Watching You Without Me: A novel
A return to one’s childhood home can be a fraught undertaking in any circumstance. If you’re a forty-something divorcee who sprinted off to college more than half-a-lifetime ago, leaving your martyr-leaning mother to care for your “mentally handicapped” sister, the circling back may be rockier than expected.
Such is the set-up for Lynn Coady’s latest novel, Watching You Without Me, where Toronto legal-consultant Karen returns home to transition sister Kelli after their mother’s death. Old traumas and resurgent guilt end up being secondary concerns, however—because why is semi-hunky caregiver Trevor so at ease with all parts of Kelli’s world? And why does he have a key to the family’s house?
Karen, we learn, fled her small Nova Scotian town—and her mother Irene’s unrelenting dutifulness—after high school. Big sister Kelli’s bottomless needs seemed a trap Karen hoped to escape and that she urged her mother to abandon. Irene, however, unable to consign Kelli to an institution, looked after her across decades, enlisting an ever-expanding team of caregivers for Kelli as her own health declined. When Karen shows up to handle affairs following the funeral, she discovers a patchwork of agency-deployed helpers appearing for shifts.
Most dedicated of all is Trevor, dispatched from Bestlife, an agency whose name evokes both the upbeat and the creepy—a fitting employer, actually, for Trevor himself. Karen finds Trevor’s rapport with Kelli reassuring, initially, if too casual; she also finds Trevor’s physicality mildly thrilling and then overly insistent. Trevor is ever-eager to please, to assist. Though his official duties extend only to taking Kelli on neighborhood walks, he volunteers to mow the lawn, clean the gutters, and more; before long he’s providing Karen with suggestions—adamant ones—for Kelli’s care and even the proper realtor to assist with a sale of the family home. “You’re gonna want someone you can trust,” Trevor counsels, a complicated piece of advice, to say the least, coming from his mouth.
As Trevor’s participation in Karen’s life becomes increasingly manipulative—and a bit narratively clunky, at times—a more nuanced spotlight falls on Karen’s attempts to make peace with her own past. Buried in the uncertainty she feels about reoccupying the family home is a strain of sad, wishful thinking, a yearning to believe Kelli’s situation will smooth out.
As the five weeks Karen has allotted for wrapping things up diminishes, she comes to appreciate the patterns in Kelli’s life that have become set in place—and it gives her pause. Procrastination ensues, an extended limbo of indecisiveness regarding her sister: with no Irene to harangue, Karen understands the gravity of abandoning her sister to strangers. She also, unexpectedly, empathizes with her mother’s travails.
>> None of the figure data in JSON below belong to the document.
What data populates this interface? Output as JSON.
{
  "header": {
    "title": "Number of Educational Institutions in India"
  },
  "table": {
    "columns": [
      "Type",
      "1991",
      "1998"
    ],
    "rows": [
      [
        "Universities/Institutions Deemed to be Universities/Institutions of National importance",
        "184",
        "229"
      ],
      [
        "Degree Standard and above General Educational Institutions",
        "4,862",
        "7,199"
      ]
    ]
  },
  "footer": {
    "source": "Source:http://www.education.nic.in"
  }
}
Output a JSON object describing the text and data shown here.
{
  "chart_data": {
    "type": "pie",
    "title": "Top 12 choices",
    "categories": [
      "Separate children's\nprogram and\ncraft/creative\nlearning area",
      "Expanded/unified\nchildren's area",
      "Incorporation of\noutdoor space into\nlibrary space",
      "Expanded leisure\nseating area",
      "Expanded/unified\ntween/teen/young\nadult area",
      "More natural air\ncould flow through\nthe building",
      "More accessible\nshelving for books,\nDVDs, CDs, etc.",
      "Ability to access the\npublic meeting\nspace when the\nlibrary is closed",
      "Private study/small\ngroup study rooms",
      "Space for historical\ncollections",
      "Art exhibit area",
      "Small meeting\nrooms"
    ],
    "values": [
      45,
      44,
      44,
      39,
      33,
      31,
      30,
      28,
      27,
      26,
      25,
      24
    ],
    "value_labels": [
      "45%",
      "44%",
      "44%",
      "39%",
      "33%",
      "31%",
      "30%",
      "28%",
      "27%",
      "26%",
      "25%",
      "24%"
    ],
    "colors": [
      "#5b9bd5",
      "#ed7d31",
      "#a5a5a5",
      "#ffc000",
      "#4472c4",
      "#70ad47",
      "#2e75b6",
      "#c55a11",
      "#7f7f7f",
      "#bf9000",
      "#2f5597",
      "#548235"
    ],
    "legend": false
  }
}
This, really, is where the primary interest in the story resides. The flashier thriller-esque scenes with Trevor intermittently captivate, but his menace grows plodding as the story progresses and his machinations begin to spin in place. More engaging are Karen’s ongoing rationalizations about Trevor as well as her own reluctance to commit Kelli, both of which draw her closer to a type of sympathy with her mother; there are moments she seems to be channeling Irene, using her mother’s words, even. By excusing Irene’s reliance on Trevor—the very person who, ironically, she herself comes to rely on—she not only attempts to discern her mother’s motivations, she seems to blur the line between herself and the woman she once found a frustrating enigma.
Ultimately, Trevor’s hectoring trumps all. When Karen reflects on her own failed marriage (“The subconscious starts sending messages: Be vigilant. Don’t relax. Here’s a bogey man or two to keep your nerves on edge.”) she might as well be commenting on the strange gravity Trevor exerts on her and Kelli. As she turns to him again and again for insight into Irene herself, she recognizes just how much power she is granting Trevor—and how it makes the work of stabilizing her increasingly malleable personality all the more complicated.
Coady has arranged a delicate balancing act for herself—casting Trevor as creepy and appealing at the same time, enlisting him as both tormentor and confidant for Karen. It’s tough to keep the tension taut and credible throughout, and some readers may feel frustrated with Karen’s ongoing obliviousness, the broad allowances she makes for a man who bullies her. What isn’t frustrating is Karen’s struggle to accept her sister and her mother, to transmute guilt through decisiveness, and, finally, to make sense of the shards of her past. “There was something . . . that was drawing my mother and me closer together,” Karen acknowledges to herself even as Trevor’s menace fails to abate. “I felt like I was starting to see her in a way I hadn’t before—in a way that felt clear, sharp-edged, for once.” It’s the deepest thrill of the story.